Australia's capital cities are heaving

Population boom

Australia's capital cities are heaving, just in case you hadn't noticed.

Annual permanent and long-term arrivals surged to their highest ever level at 845,840 for the year to March 2019, up from 796,510 a year earlier. 

It's interesting that, like in Britain, immigration has cooled as a red-hot point of contention, even though arrivals are at their highest ever level.

Lower unemployment rates probably help in that regard. 


There's also been an immense boom in tourism to Australia over the past half decade, especially in Victoria. 

This now looks to have reached something akin to a peak, though a weakening Aussie dollar could yet reignite the trend.


A key drag here is likely to be tighter capital controls in China - its own versing of policy easing - making it harder for Chinese tourists to live it up overseas as they once might have. 

Australia has also made it less attractive for Chinese investors to buy real estate, with punitive surcharges. 

There have been no signs of a slowdown in education arrivals, however, which are also at record highs. 


Overall, huge numbers across the board.

Non-resi undersupply

One-time Sydneysider (and nowadays fellow part-time Pom) James Aitken of Aitken Advisors was back in his native Sydney lately, and I gather he was rather taken aback by the sheer level of activity and bustle in his former home city, especially in secondary hubs such as Liverpool.
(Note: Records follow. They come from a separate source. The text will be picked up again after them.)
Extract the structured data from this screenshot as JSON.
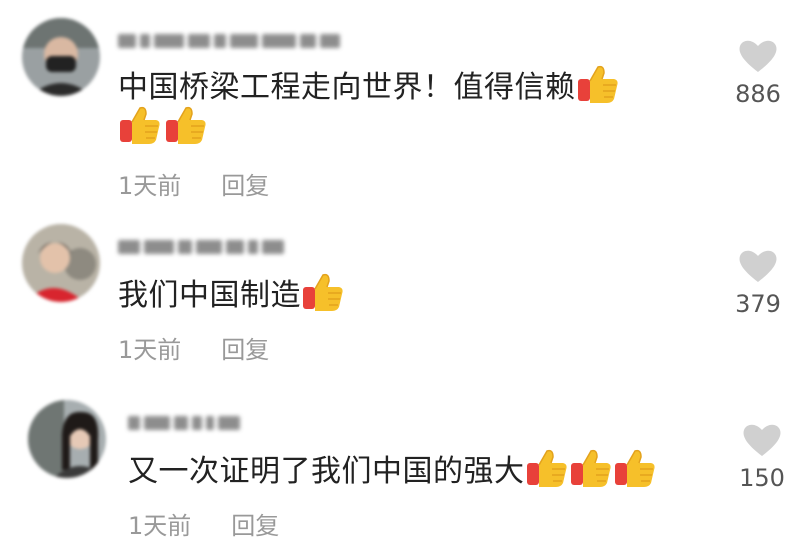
{
  "comments": [
    {
      "text": "中国桥梁工程走向世界！值得信赖",
      "time": "1天前",
      "reply": "回复",
      "likes": "886",
      "inline_thumbs": 1,
      "extra_thumbs": 2
    },
    {
      "text": "我们中国制造",
      "time": "1天前",
      "reply": "回复",
      "likes": "379",
      "inline_thumbs": 1,
      "extra_thumbs": 0
    },
    {
      "text": "又一次证明了我们中国的强大",
      "time": "1天前",
      "reply": "回复",
      "likes": "150",
      "inline_thumbs": 3,
      "extra_thumbs": 0
    }
  ],
  "colors": {
    "like_heart": "#d0d0d0",
    "text": "#222222",
    "meta": "#999999"
  },
  "icons": {
    "like": "heart-icon",
    "reaction": "thumbs-up-emoji"
  }
}
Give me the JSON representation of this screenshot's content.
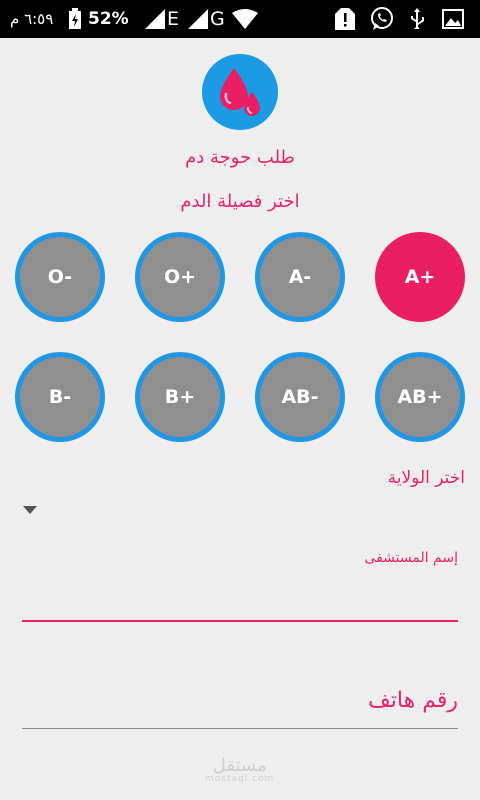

There has of course been a huge boom in the construction of generic apartments, but given the rollicking rate of growth in the city's headcount, a structural oversupply of dwellings is hardly going to be an issue that persists for long.  

Image result for liverpool central apartments

Moreover, the focus on the construction of residential units to the exclusion of almost all else has left Sydney with a pressing infrastructure deficit, and as well as an undersupply of office and other commercial space, with industrial vacancy rates also running very low. 

This is a potential plus for the Sydney economy, since the slowdown of residential construction can at least to some extent be handed off to non-residential construction and works. 

Sydney's unemployment rate has also fallen close to its lowest ever level as many incumbent residents have drifted north to cheaper, warmer, and more relaxed south-east Queensland. 

Even in Brisbane travel times are now blowing out regularly due to traffic congestion.

The housing downturn is grabbing lots of headlines in Sydney and Melbourne, with some of the once-popular Chinese suburbs (e.g. Box Hill, Epping, Ryde, etc.) getting walloped and recording big dollar value falls for houses.

This is especially so for potential development sites, whereby buyers overpaid or over-capitalised at the market's peak. 

Still I've noticed established units next to nodes within a short commute of the Sydney CBD have often recorded strong results, and the worsening of capital city traffic is surely a factor in that trend. 

First homebuyer incentives probably have supported that sector too.